I've done detail demo video in English do watch...Enjoy...♥


  1. Dear Vidya Lakshmi,
    i had watched your Briyani . It is very nice & good . It is easy to follow . What Gravy kulambu can be prepared along with briyani? Salna ? Simple mutton kulambu?.

    1. Hello

      We never have the habit of serving the biryani with a gravy or any sauce since the biryani is already spicy moist and has good taste i dont like to serve it up with any thing other than a simple raita and eggs...thank you...:)

  2. We live in California Bay Area, Today came across your recipe for Mutton Biryani and our Sunday lunch was absolutely delicious. My husband loved it and wanted me to post you a "Thank you". The biryani turned out to be so colorful and delicious. Thank you for the recipe and Thank you for making the Easter Sunday lunch a yummy one.

    Looking forward for more recipes like this!

  3. Its our 2nd wedding Anniversary today and my husband loves Tamil Nadu style Mutton Biryani. while planning to make our Anniversary lunch, I stumbled upon your recipe in youtube.

    whaaaaaaaaaaaata taste! The entire apartment building complex was filled with the biryani aroma, a couple of neighbor friends came by check today! I cannot believe that I could cook so well. All credits to you! we even ditched the idea of going out for dinner outside and we are having the biryani for dinner as well :)

    You should be gifted with a golden bangle for giving a tasty recipe like this!
    Thanks sooooooooooo much! you made our day!

  4. Nice recipe. Do you have recipe for thalapakatti biryani style or dindugul biryani style?
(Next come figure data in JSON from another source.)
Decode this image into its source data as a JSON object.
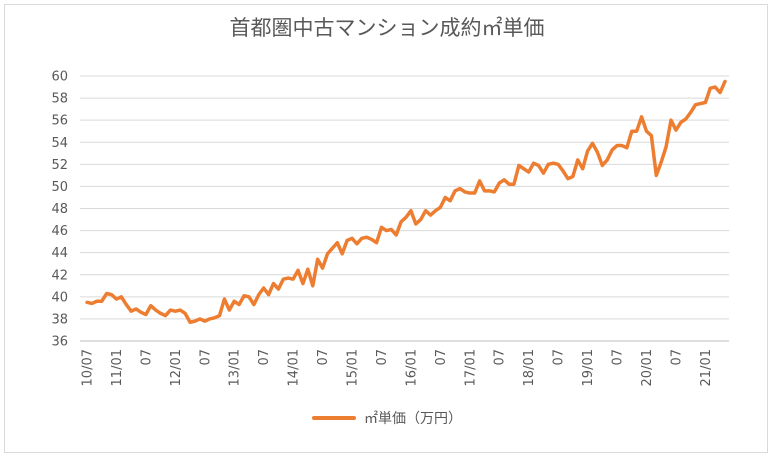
{
  "chart_data": {
    "type": "line",
    "title": "首都圏中古マンション成約㎡単価",
    "ylim": [
      36,
      60
    ],
    "yticks": [
      36,
      38,
      40,
      42,
      44,
      46,
      48,
      50,
      52,
      54,
      56,
      58,
      60
    ],
    "xtick_labels": [
      "10/07",
      "11/01",
      "07",
      "12/01",
      "07",
      "13/01",
      "07",
      "14/01",
      "07",
      "15/01",
      "07",
      "16/01",
      "07",
      "17/01",
      "07",
      "18/01",
      "07",
      "19/01",
      "07",
      "20/01",
      "07",
      "21/01"
    ],
    "grid": true,
    "legend_position": "bottom",
    "series": [
      {
        "name": "㎡単価（万円）",
        "color": "#ED7D31",
        "x": [
          "10/07",
          "10/08",
          "10/09",
          "10/10",
          "10/11",
          "10/12",
          "11/01",
          "11/02",
          "11/03",
          "11/04",
          "11/05",
          "11/06",
          "11/07",
          "11/08",
          "11/09",
          "11/10",
          "11/11",
          "11/12",
          "12/01",
          "12/02",
          "12/03",
          "12/04",
          "12/05",
          "12/06",
          "12/07",
          "12/08",
          "12/09",
          "12/10",
          "12/11",
          "12/12",
          "13/01",
          "13/02",
          "13/03",
          "13/04",
          "13/05",
          "13/06",
          "13/07",
          "13/08",
          "13/09",
          "13/10",
          "13/11",
          "13/12",
          "14/01",
          "14/02",
          "14/03",
          "14/04",
          "14/05",
          "14/06",
          "14/07",
          "14/08",
          "14/09",
          "14/10",
          "14/11",
          "14/12",
          "15/01",
          "15/02",
          "15/03",
          "15/04",
          "15/05",
          "15/06",
          "15/07",
          "15/08",
          "15/09",
          "15/10",
          "15/11",
          "15/12",
          "16/01",
          "16/02",
          "16/03",
          "16/04",
          "16/05",
          "16/06",
          "16/07",
          "16/08",
          "16/09",
          "16/10",
          "16/11",
          "16/12",
          "17/01",
          "17/02",
          "17/03",
          "17/04",
          "17/05",
          "17/06",
          "17/07",
          "17/08",
          "17/09",
          "17/10",
          "17/11",
          "17/12",
          "18/01",
          "18/02",
          "18/03",
          "18/04",
          "18/05",
          "18/06",
          "18/07",
          "18/08",
          "18/09",
          "18/10",
          "18/11",
          "18/12",
          "19/01",
          "19/02",
          "19/03",
          "19/04",
          "19/05",
          "19/06",
          "19/07",
          "19/08",
          "19/09",
          "19/10",
          "19/11",
          "19/12",
          "20/01",
          "20/02",
          "20/03",
          "20/04",
          "20/05",
          "20/06",
          "20/07",
          "20/08",
          "20/09",
          "20/10",
          "20/11",
          "20/12",
          "21/01",
          "21/02",
          "21/03",
          "21/04",
          "21/05"
        ],
        "values": [
          39.5,
          39.4,
          39.6,
          39.6,
          40.3,
          40.2,
          39.8,
          40.0,
          39.3,
          38.7,
          38.9,
          38.6,
          38.4,
          39.2,
          38.8,
          38.5,
          38.3,
          38.8,
          38.7,
          38.8,
          38.5,
          37.7,
          37.8,
          38.0,
          37.8,
          38.0,
          38.1,
          38.3,
          39.8,
          38.8,
          39.6,
          39.3,
          40.1,
          40.0,
          39.3,
          40.2,
          40.8,
          40.2,
          41.2,
          40.7,
          41.6,
          41.7,
          41.6,
          42.4,
          41.2,
          42.5,
          41.0,
          43.4,
          42.6,
          43.9,
          44.4,
          44.9,
          43.9,
          45.1,
          45.3,
          44.8,
          45.3,
          45.4,
          45.2,
          44.9,
          46.3,
          46.0,
          46.1,
          45.6,
          46.8,
          47.2,
          47.8,
          46.6,
          47.0,
          47.8,
          47.4,
          47.8,
          48.1,
          49.0,
          48.7,
          49.6,
          49.8,
          49.5,
          49.4,
          49.4,
          50.5,
          49.6,
          49.6,
          49.5,
          50.3,
          50.6,
          50.2,
          50.2,
          51.9,
          51.6,
          51.3,
          52.1,
          51.9,
          51.2,
          52.0,
          52.1,
          52.0,
          51.4,
          50.7,
          50.9,
          52.4,
          51.6,
          53.2,
          53.9,
          53.1,
          51.9,
          52.4,
          53.3,
          53.7,
          53.7,
          53.5,
          55.0,
          55.0,
          56.3,
          55.0,
          54.6,
          51.0,
          52.2,
          53.6,
          56.0,
          55.1,
          55.8,
          56.1,
          56.7,
          57.4,
          57.5,
          57.6,
          58.9,
          59.0,
          58.5,
          59.5
        ]
      }
    ]
  }
}
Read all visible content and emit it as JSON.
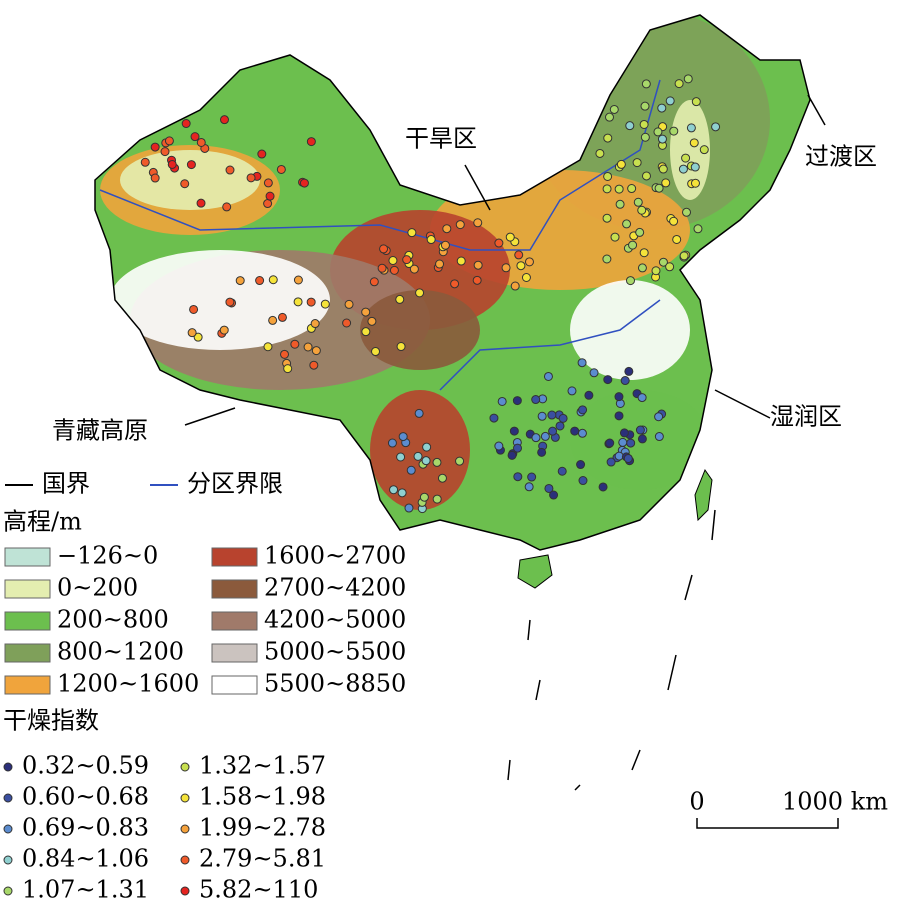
{
  "labels": {
    "arid": "干旱区",
    "transition": "过渡区",
    "humid": "湿润区",
    "plateau": "青藏高原"
  },
  "boundaries": [
    {
      "label": "国界",
      "color": "#000000"
    },
    {
      "label": "分区界限",
      "color": "#3050c0"
    }
  ],
  "elevation": {
    "title": "高程/m",
    "classes": [
      {
        "label": "−126~0",
        "color": "#bfe3d6"
      },
      {
        "label": "0~200",
        "color": "#e4eeb0"
      },
      {
        "label": "200~800",
        "color": "#6cbf4e"
      },
      {
        "label": "800~1200",
        "color": "#7fa05a"
      },
      {
        "label": "1200~1600",
        "color": "#f0a43c"
      },
      {
        "label": "1600~2700",
        "color": "#b8432e"
      },
      {
        "label": "2700~4200",
        "color": "#8b5a3c"
      },
      {
        "label": "4200~5000",
        "color": "#a07a6a"
      },
      {
        "label": "5000~5500",
        "color": "#cbc3bf"
      },
      {
        "label": "5500~8850",
        "color": "#ffffff"
      }
    ]
  },
  "aridity": {
    "title": "干燥指数",
    "classes": [
      {
        "label": "0.32~0.59",
        "color": "#2b2f7a"
      },
      {
        "label": "0.60~0.68",
        "color": "#3a4fa0"
      },
      {
        "label": "0.69~0.83",
        "color": "#5b8ccf"
      },
      {
        "label": "0.84~1.06",
        "color": "#8fd0d0"
      },
      {
        "label": "1.07~1.31",
        "color": "#a8d86a"
      },
      {
        "label": "1.32~1.57",
        "color": "#c8e050"
      },
      {
        "label": "1.58~1.98",
        "color": "#f5e33a"
      },
      {
        "label": "1.99~2.78",
        "color": "#f5a23c"
      },
      {
        "label": "2.79~5.81",
        "color": "#ef5a2a"
      },
      {
        "label": "5.82~110",
        "color": "#e52420"
      }
    ]
  },
  "scale": {
    "start": "0",
    "end": "1000 km"
  }
}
    Also for chettinad style mutton/nalli elumbu kolambu or chettinad style mutton fry?
    - Nethra

  5. Dear vidu... Yours is a fantastic blog... I m daily visiting ur blog... Tried ur ghee roast n raja fish fry n coconut rice.. Oh my god everything turned out to be a restaurant style... God bless you for that sista as am newly married n don't know anything in cooking... Yours is a library for me n the best library. Sista am planning to host a treat for my friends... Can u please help me out as am actually not good in salt measurement whenever I have tried biryani it used to be a disaster because of salt .. Except I have passed in coconut rice of yours because you have given the exact salt measurement.. No other cooking blogs give salt measurement except yours. Sista please tell me how much salt to be added for the mutton biryani n how much cup of rice to be used for 2 to 4 ppl. Please gimme the exact salt measurement sista. Also please do spicy biryanis n there are so much biryanis like thalapakatti dindugal biryani... Please sista expecting your reply.
    Either through mail or ur updated biryani post for the above or reply message.